A crook from Dundee who set up numerous bank accounts to manage a crypto scam has been sentenced to 130 hours unpaid work.
Natalie Elliot, found guilty of money laundering to move money obtained in a cruel fraud, was also placed under supervision for 18 months.
Elliot was found guilty after failing to persuade a sheriff partying visitors to her home may have used one of her bank cards to carry out the crime.
Money was transferred into her account before being used to buy cryptocurrency, which disappeared into an untraceable digital wallet.
Dundee Sheriff Court was told that shortly before the fraud took place, Elliot opened multiple accounts with various different banks.
The former cocaine addict said her old home in Dundee was used for parties and unknown drug users regularly attended.
Her bid to blame one of them for pinching bank details from a kitchen drawer failed.
After a joint minute of evidence was agreed, prosecutor Michael Robertson was not required to call any witnesses.
Open door party chaos
It was agreed Elliot opened a Natwest bank account in June 2020 and closed it again that August.
In July 2020, a woman fell victim to a scam in which someone phoned her pretending to be from her bank and £900 was payed by her into Elliot’s Natwest account.
Elliot had also opened a Clearbank account through cryptocurrency exchange Coinbase UK Ltd.
Very quickly, £885 of the money fraudulently obtained was used to buy just over 0.1 Bitcoin which was sent to an unknown and untraceable digital wallet.
The 27-year-old said she had continued to have an open-door policy for parties at her home in Mauchline Place East, Dundee.
Elliot claimed, at the time of the fraud, she was looking to switch bank from TSB, so opened a host of accounts with the likes of Natwest, Monzo and Bank of Scotland.

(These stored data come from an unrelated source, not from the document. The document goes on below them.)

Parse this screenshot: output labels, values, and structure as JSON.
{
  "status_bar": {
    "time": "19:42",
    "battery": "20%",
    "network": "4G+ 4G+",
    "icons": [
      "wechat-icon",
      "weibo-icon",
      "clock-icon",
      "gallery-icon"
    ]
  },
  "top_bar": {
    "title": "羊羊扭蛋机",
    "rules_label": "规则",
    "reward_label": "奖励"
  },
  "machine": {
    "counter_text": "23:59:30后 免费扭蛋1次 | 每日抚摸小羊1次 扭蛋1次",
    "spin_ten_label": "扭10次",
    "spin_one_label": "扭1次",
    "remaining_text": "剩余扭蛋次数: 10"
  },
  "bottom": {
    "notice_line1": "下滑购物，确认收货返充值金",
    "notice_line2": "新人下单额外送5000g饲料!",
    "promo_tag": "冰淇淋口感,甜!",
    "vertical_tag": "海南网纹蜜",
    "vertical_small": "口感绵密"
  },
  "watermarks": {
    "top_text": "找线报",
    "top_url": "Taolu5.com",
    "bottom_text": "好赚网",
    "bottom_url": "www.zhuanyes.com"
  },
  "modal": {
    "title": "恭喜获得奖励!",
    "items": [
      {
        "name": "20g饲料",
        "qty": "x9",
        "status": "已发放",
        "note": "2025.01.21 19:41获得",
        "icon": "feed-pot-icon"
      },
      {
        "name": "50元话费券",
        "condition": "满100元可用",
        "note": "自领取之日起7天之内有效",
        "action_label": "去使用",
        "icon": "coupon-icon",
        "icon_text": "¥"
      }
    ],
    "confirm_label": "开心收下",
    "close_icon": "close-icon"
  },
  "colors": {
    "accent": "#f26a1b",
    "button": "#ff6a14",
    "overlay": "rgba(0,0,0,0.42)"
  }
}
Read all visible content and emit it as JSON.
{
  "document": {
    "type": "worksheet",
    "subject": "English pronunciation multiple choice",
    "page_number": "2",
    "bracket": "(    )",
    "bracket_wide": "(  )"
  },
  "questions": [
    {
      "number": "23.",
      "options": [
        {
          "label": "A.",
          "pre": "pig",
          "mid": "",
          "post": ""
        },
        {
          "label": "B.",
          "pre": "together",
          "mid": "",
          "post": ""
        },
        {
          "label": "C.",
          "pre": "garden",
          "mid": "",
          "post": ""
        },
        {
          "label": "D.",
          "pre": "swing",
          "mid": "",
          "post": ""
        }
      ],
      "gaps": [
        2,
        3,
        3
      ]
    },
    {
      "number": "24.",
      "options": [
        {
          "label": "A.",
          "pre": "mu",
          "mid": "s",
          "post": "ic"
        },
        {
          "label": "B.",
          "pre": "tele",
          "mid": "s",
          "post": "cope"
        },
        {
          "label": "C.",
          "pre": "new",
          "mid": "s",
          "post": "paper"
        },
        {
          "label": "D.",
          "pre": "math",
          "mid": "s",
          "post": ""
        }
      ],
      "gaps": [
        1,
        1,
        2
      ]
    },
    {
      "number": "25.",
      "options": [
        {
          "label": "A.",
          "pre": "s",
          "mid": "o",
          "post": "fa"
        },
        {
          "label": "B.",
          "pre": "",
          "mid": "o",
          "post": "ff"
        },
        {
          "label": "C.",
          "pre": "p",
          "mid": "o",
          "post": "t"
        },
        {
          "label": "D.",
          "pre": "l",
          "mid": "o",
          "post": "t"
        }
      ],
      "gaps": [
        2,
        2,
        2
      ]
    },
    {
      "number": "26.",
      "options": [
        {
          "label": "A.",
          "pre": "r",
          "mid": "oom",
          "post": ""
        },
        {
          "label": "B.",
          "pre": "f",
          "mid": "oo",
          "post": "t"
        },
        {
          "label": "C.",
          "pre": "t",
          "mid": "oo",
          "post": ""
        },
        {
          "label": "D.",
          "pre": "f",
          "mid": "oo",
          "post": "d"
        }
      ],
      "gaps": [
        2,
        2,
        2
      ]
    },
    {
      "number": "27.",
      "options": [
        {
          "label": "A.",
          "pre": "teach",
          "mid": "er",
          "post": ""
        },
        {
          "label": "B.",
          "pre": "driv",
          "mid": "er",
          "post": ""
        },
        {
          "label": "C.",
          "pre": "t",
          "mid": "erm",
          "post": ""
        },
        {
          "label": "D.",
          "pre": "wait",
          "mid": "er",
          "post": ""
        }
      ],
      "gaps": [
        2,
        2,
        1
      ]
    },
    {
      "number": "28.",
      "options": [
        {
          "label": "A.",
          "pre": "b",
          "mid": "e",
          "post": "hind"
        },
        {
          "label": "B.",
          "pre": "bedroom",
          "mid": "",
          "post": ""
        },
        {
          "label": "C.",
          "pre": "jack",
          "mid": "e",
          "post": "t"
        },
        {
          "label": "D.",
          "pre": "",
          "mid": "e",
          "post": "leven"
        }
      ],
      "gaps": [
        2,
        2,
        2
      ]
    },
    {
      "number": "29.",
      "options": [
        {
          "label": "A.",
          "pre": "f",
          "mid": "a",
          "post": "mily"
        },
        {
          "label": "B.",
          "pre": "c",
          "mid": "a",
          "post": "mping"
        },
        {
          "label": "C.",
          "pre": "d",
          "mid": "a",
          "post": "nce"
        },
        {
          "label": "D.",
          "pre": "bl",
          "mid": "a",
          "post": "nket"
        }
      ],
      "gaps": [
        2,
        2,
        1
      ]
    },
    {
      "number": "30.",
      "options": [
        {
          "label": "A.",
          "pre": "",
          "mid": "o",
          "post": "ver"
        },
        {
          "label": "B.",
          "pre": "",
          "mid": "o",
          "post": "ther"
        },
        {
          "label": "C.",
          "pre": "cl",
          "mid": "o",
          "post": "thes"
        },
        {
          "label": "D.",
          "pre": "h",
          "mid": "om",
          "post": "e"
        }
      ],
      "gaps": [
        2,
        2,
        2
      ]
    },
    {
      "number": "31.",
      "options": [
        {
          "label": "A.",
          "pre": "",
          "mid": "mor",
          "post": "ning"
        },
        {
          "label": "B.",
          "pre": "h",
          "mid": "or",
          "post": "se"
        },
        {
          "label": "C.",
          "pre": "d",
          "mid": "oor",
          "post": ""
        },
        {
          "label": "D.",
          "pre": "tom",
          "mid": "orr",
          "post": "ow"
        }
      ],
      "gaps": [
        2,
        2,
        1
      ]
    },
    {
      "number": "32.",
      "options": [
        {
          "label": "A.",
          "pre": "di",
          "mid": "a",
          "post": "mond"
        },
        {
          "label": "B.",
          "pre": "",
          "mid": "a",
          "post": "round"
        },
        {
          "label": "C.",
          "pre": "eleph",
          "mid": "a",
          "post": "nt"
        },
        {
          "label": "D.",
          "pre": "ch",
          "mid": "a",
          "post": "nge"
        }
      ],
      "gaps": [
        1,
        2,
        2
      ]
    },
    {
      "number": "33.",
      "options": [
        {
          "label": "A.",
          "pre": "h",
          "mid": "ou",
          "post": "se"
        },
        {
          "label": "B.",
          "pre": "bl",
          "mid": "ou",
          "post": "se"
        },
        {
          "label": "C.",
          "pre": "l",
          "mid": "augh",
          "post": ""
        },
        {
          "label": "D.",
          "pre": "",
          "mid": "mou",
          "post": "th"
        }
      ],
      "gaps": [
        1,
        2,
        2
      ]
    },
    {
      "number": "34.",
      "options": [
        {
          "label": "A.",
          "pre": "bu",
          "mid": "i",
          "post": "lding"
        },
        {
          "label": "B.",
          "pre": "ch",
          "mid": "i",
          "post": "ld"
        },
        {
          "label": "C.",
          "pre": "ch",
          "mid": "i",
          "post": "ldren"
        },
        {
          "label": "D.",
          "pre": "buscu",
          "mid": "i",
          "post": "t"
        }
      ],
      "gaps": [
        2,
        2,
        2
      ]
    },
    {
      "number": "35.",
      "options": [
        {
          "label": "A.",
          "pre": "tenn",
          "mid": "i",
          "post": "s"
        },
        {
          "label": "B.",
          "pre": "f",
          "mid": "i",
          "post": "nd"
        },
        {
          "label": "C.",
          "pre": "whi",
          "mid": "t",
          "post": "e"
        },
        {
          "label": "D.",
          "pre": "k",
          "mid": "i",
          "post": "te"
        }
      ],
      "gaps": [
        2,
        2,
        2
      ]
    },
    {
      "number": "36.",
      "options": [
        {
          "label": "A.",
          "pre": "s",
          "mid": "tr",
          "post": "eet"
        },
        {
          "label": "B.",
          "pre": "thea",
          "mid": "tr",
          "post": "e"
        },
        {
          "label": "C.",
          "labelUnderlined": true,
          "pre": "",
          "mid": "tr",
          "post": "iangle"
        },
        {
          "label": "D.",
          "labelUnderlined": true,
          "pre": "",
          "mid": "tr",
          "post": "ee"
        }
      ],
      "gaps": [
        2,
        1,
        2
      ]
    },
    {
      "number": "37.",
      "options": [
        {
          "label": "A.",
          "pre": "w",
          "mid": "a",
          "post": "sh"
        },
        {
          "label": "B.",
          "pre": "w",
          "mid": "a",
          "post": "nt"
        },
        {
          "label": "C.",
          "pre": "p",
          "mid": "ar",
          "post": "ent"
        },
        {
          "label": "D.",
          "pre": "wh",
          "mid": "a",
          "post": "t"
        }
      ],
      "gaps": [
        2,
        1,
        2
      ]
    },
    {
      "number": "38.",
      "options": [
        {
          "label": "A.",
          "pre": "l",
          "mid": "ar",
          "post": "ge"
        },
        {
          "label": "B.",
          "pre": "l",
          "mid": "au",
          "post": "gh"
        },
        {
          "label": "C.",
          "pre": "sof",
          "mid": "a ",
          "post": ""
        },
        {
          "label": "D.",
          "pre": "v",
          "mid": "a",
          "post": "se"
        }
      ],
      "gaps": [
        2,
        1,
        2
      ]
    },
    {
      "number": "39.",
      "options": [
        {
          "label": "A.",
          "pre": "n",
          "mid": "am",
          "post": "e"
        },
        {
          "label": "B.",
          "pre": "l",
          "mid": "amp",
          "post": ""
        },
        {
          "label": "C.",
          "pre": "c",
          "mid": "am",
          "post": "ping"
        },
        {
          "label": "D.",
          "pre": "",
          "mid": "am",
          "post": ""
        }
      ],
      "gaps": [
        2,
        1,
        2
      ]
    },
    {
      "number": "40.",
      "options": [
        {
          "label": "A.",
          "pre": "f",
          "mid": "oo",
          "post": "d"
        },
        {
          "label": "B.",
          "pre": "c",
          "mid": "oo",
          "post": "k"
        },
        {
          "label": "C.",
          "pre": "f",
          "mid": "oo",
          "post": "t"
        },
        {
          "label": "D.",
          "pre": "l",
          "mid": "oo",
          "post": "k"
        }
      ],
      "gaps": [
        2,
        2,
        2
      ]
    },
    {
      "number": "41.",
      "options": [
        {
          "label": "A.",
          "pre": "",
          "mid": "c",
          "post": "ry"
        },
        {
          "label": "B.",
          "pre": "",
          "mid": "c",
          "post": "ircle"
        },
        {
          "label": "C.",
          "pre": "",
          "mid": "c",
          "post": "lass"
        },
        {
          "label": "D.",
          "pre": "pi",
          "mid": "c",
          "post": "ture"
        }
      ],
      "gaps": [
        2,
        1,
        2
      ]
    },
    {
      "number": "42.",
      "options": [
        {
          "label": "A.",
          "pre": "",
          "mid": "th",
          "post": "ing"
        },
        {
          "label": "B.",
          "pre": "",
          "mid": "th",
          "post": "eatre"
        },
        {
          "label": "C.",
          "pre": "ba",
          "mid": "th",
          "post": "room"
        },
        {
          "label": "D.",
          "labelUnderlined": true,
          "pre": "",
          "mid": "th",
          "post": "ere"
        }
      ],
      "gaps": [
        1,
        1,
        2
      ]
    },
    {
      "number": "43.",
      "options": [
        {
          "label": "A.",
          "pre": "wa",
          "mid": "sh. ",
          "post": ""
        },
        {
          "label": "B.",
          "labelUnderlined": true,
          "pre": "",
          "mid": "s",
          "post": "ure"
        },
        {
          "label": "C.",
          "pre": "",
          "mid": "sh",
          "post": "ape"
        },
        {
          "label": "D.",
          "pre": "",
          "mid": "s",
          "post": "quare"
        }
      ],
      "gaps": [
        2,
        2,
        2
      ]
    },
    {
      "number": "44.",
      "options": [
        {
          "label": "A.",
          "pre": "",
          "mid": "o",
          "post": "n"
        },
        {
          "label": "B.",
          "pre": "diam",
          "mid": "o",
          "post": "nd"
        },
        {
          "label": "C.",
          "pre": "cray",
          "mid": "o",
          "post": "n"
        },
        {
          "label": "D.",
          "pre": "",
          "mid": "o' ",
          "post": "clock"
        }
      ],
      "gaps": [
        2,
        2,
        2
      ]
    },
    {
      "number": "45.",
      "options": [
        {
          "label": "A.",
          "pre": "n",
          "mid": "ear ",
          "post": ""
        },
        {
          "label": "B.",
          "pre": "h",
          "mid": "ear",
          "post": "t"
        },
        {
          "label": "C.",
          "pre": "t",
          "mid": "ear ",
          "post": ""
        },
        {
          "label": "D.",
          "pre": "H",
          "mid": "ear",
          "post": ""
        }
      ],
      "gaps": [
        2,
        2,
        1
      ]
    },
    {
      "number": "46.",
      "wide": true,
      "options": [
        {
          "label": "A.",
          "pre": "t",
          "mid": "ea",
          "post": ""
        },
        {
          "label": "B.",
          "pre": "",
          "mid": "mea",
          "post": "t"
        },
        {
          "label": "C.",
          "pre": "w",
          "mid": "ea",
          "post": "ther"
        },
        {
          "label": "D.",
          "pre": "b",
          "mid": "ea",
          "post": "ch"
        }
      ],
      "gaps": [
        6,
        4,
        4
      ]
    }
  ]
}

She said she continued to use the Bank of Scotland account and stuffed all the other paperwork, including bank cards, into a kitchen drawer.
Elliot said it was “more than possible” someone took the Natwest details used in the scam.
She said: “It was very manic. I was a drug addict, I took a lot of cocaine, I had a lot of parties.
“My door was pretty much open to anybody.
“There were lots of people in my house back then, friends of friends of friends and people I didn’t know.
“It was all drug users and drug takers. I was going nine, 10, 11 days not sleeping.”
‘Brutally honest’ evidence
Her solicitor Gary McIlravey said: “In my submission, her evidence was brutally honest.
“Plainly, she is a different person to who she was back then.”
Sheriff John Rafferty convicted Elliot of two contraventions of the Proceeds of Crime Act 2002.
He found that between June and July in 2020, first offender Elliot acquired criminal property, namely £900.
The sheriff also found, over the same period, she concealed or disguised the cash by transferring a quantity of it into cryptocurrency.
Sheriff Rafferty said: “It’s clear to me that these accounts were opened by you and used by you for the commission of the offences.”
Sheriff Rafferty imposed the sentence as a direct alternative to custody.